# comcast ondemand srm-8 error



## leiff (Aug 24, 2005)

with my Romeo and Mini, if one device is using Comcast Xfinity on demand and then the other device also tries to use on-demand, the newest device will get SRM - 8 error message. I thought I would be able to access on demand from both devices at the same time?


----------



## lessd (Jan 23, 2005)

leiff said:


> with my Romeo and Mini, if one device is using Comcast Xfinity on demand and then the other device also tries to use on-demand, the newest device will get SRM - 8 error message. I thought I would be able to access on demand from both devices at the same time?
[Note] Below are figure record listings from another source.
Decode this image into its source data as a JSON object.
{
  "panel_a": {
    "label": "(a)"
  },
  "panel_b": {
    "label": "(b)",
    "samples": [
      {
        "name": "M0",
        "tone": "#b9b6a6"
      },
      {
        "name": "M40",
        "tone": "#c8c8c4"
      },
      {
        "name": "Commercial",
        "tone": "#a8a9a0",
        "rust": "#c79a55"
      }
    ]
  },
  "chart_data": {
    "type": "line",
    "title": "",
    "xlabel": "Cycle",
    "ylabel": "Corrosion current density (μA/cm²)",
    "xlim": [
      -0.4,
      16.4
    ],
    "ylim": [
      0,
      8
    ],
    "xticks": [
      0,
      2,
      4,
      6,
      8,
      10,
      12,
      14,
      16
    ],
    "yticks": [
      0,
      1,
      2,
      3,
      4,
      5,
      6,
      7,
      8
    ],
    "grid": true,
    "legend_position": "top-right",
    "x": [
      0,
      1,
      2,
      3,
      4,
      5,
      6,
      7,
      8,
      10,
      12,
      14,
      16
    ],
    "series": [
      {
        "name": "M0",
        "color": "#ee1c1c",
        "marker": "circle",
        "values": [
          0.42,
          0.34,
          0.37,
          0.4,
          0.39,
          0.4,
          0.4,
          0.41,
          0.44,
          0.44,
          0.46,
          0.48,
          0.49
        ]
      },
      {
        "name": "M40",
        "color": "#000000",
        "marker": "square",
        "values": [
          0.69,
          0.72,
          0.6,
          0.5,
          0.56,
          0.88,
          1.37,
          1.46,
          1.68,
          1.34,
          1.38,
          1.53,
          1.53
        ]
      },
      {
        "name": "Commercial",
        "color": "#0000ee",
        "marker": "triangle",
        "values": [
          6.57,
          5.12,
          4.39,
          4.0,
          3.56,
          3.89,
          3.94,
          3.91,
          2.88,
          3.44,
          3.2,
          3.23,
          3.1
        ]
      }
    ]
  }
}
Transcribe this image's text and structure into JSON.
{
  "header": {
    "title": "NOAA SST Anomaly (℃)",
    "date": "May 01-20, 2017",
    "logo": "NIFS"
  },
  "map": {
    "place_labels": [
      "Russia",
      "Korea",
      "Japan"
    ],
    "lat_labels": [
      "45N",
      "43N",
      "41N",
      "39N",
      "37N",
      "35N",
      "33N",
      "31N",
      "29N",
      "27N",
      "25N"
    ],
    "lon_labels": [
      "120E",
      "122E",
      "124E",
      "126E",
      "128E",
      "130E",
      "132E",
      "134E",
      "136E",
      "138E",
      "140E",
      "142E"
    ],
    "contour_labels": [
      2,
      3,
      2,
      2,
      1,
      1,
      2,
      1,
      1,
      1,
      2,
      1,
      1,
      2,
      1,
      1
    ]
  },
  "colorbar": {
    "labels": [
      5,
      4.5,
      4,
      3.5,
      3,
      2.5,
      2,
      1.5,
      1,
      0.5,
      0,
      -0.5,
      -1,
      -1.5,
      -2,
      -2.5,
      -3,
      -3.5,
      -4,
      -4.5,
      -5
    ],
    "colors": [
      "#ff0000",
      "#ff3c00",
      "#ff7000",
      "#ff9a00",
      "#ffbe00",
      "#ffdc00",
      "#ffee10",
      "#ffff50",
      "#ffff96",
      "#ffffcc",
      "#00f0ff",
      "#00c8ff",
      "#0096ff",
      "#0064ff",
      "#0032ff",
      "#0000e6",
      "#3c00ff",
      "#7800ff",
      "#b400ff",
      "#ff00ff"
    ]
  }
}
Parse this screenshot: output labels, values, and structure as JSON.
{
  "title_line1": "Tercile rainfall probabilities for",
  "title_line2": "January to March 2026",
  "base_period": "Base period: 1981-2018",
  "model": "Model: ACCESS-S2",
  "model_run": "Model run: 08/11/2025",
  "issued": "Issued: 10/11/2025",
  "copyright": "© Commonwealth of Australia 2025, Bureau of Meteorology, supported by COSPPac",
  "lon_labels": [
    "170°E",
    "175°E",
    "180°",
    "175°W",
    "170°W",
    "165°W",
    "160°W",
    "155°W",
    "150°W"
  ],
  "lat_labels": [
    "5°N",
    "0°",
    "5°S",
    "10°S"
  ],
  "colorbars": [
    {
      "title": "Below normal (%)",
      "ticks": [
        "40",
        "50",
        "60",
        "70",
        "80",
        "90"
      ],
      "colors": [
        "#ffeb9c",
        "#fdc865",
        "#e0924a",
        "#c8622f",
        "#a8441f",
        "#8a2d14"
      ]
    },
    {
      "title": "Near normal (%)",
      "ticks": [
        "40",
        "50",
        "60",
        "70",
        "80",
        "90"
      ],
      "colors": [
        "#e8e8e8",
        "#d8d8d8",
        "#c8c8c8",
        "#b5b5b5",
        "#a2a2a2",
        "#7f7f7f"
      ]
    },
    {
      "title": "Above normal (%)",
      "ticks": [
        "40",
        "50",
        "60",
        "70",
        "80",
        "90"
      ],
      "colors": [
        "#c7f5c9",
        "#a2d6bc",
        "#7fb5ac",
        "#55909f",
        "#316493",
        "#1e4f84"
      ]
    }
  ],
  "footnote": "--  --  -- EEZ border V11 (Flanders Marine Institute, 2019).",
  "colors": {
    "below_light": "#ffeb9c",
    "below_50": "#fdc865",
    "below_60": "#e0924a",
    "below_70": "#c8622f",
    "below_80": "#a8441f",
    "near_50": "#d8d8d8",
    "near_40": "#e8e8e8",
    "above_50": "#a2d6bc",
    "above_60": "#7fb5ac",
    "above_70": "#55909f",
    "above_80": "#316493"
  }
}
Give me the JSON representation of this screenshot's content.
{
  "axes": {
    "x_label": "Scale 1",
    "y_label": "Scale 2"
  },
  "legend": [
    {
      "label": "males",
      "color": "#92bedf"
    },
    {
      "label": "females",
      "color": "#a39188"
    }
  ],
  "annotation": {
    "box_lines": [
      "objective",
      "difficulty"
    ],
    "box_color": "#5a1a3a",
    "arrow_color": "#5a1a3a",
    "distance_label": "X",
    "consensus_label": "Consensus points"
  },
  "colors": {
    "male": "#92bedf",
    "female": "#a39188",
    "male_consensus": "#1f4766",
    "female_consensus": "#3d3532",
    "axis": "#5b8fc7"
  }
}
No can do as there is only one TiVo tuner that can be assigned to OD at one time.


----------



## leiff (Aug 24, 2005)

today I'm getting s rm-8 error from both my mini and my romeo when either tries to access OD. should I unplug my Romeo? I already tried rebooting my router and TiVo mini. I don't like rebooting the Romeo since it has a spinning hard drive. 
if I upgraded my roamio basic to a pro with multiple mini's woild i still only be capable of one on demand stream at a time?


----------



## leiff (Aug 24, 2005)

I'm getting these SRM-8 error code everyday now when trying to access ondemand. if I unplug the system it will restore on demand functionality or if i wait a handful of hours it will eventually work again. needless to say I don't want to have to be unplugging the TiVo everyday as I'm sure this is bad for the hard drive. I called TiVo and they said it was a Comcast issue. should I try replacing the CableCARD?
what's annoying is this SRM-8 code is the very same code I get when I'm trying to access on demand when my Mini is using on demand so whenever I get error code I first have to check the other room to see if the mini is using on demand.


----------



## leiff (Aug 24, 2005)

I discovered when I get the error message I can unplug the cable card from TiVo and quickly plug card back in to re enable my on demand. This is preferable to unplugging the power cable but i guess ill call Comcast and request a cablecard replacement


----------